In the present study, we also found that our model was more valuable for patients with worse clinical characteristics, such as older age or higher malignancy, which was also confirmed in our validation group. Our three-gene glycolysis-related signature could accurately categorize BLCA patients into high- or low-risk subgroups, which accurately represented patient outcomes. We constructed a comprehensive nomogram that incorporated our model with different clinical features, including age, sex, TNM stage and AJCC stage, to effectively predict the survival rate of BLCA patients.

Among three genes in our signature, NUP205 attracted our attention due to its highest risk coefficient as a risk factor, and its role in the malignant progression of bladder cancer still remains unclear. In our study, we found its overexpression in BLCA tissues. After silencing NUP205 transcriptional expression, we noticed the impaired glycolysis process in BLCA cells. For the first time, we confirmed blocking its expression could suppress proliferation of BLCA cells through AMPK signaling pathway.
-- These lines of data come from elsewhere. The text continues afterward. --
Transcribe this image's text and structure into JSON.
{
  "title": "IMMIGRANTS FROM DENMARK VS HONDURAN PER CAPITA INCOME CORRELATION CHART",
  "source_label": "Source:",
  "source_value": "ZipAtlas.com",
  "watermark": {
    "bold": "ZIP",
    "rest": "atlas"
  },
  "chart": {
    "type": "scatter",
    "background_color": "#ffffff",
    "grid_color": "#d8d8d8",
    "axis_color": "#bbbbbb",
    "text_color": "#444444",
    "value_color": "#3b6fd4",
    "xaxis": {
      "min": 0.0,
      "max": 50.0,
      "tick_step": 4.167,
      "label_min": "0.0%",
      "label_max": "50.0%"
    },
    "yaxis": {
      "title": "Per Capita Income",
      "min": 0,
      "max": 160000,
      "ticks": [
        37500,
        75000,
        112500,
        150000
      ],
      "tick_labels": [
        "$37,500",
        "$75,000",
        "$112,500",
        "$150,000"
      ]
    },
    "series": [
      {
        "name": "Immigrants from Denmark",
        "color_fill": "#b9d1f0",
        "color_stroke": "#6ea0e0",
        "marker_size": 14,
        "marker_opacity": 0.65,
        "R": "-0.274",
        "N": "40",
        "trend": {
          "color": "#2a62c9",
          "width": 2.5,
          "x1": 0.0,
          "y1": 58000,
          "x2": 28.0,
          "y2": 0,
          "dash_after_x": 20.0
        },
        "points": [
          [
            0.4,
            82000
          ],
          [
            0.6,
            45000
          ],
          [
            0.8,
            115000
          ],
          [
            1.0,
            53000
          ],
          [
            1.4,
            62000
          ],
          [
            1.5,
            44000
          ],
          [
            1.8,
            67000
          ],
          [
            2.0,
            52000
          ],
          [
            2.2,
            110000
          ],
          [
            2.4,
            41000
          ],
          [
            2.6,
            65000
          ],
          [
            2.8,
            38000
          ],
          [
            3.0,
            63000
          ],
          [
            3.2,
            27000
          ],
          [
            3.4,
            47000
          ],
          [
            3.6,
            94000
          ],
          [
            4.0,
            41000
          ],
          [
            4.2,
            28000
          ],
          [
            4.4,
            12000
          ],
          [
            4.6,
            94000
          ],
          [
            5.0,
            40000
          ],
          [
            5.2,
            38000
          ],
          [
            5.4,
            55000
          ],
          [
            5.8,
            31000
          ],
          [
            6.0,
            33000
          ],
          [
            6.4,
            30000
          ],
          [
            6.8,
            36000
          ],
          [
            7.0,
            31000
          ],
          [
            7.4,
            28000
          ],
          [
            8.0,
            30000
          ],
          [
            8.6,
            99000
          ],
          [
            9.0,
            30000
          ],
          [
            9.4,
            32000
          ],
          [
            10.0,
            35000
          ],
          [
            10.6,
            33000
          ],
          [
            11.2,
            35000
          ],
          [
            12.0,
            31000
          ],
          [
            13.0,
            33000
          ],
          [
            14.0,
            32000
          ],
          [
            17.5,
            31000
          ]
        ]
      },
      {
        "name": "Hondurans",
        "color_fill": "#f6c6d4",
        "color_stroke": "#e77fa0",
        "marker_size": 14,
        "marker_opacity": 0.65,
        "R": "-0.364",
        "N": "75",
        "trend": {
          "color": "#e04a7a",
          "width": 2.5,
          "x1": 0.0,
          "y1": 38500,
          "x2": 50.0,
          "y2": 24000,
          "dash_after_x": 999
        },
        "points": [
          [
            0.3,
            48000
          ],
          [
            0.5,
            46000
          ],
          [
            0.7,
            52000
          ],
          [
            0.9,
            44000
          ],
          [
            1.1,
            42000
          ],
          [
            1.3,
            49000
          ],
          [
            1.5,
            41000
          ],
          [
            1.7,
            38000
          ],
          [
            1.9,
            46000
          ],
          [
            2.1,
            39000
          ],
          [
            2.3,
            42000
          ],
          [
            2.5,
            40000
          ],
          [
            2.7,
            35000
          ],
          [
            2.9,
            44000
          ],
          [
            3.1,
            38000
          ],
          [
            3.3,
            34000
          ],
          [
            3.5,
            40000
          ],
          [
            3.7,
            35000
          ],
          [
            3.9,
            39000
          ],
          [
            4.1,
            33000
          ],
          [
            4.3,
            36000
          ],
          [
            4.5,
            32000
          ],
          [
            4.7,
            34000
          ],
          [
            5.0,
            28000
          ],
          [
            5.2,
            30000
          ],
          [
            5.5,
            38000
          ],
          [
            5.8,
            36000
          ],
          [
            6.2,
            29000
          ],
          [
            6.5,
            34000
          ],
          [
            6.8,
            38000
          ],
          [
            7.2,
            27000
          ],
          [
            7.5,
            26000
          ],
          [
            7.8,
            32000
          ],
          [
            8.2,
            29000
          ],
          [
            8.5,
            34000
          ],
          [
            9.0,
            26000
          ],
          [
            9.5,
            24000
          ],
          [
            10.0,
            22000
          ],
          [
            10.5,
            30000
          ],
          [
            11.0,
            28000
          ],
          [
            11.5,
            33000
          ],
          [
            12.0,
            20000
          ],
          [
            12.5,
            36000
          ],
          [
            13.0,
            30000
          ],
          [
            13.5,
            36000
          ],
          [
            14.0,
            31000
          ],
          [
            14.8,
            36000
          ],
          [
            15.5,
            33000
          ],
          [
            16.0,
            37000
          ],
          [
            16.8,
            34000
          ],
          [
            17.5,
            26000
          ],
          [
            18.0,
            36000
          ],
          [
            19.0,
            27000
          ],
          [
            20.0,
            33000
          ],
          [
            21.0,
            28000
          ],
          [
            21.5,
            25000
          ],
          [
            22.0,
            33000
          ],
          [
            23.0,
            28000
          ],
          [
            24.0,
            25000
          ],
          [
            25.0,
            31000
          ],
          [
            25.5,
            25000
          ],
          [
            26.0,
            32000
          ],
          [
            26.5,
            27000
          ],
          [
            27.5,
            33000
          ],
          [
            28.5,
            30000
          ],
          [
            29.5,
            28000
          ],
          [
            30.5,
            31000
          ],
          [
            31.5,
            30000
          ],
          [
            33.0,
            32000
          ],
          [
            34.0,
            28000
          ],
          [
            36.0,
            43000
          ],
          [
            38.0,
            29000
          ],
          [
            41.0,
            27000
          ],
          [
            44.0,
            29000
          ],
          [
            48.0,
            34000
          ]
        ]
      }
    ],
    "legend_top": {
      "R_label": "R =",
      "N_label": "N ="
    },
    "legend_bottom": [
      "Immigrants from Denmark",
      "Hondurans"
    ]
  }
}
As exploring the relationship between our three-gene glycolysis-related signature and immune infiltration levels in TME, we also found the elevated levels of M0 macrophages, neutrophils and decreased levels of regulatory T cells, resting mast cells in the high-risk group, indicating the closely relationship between BLCA cells and immune microenvironment. Immune microenvironment plays crucial roles especially in tumor immunotherapy, which holds antitumor immune response by restarting and maintaining the tumor-immune cycle to eliminate tumor cells [31]. Immunotherapy has evolved in recent years and has been proven to treat a variety of cancers, including BLCA. It is of great value to classify patients by promising biomarkers and to administer appropriate immunotherapy to sensitive patients as early as possible. Several studies found different immunocompetent subtypes in BLCA, and specific immunotherapy based on subgroups could obtain more accurate and effective therapeutic outcomes [32]. We have conducted a preliminary exploration of our constructed signature on relevant immune cells, but it is far from enough compared with other related studies in BLCA.

Our three-gene glycolysis-related signature has the potential to guide clinical decision-making, optimize treatment approaches, and improve patient outcomes according to survival analysis and nomogram construction. The integration of our signature into clinical application could enhance prognostic accuracy and facilitate personalized medicine in BLCA management. Beyond prognostication, our findings highlight the intricate interplay between metabolic reprogramming and BLCA progression. Strategies aimed at targeting glycolytic pathways, such as small molecule inhibitors or immunotherapies, may offer new avenues for therapeutic intervention and improved treatment outcomes in BLCA. Our investigation into the immune microenvironment's association with our glycolysis-related signature provides intriguing insights into potential immunotherapeutic strategies in BLCA. However, we acknowledge the limitations of our study. Our study lacks enough clinical cohort to test the efficiency and accuracy of our signature, which should be validated in our future works. Detail mechanisms and more reliable validation need further explored in NUP205 effecting AMPK induced proliferation of BLCA cells, we will conduct these explorations in our future research endeavors.

5 Conclusion

In summary, our study identified a three-gene glycolysis-related signature to predict the prognosis of BLCA patients based on the expression of AK3, GALK1 and NUP205. The signature was validated in an external cohort from GEO database and combined cohort. Our findings reveal novel potential molecular therapeutic targets as there have been few studies on the role of these three genes in BLCA, which also play crucial roles in tumor immune microenvironment regulation. For the first time, we explored NUP205 as an oncogene and involved in the proliferation of BLCA, which might be attributed to its crucial role in glycolysis and cell cycling through AMPK signaling pathway.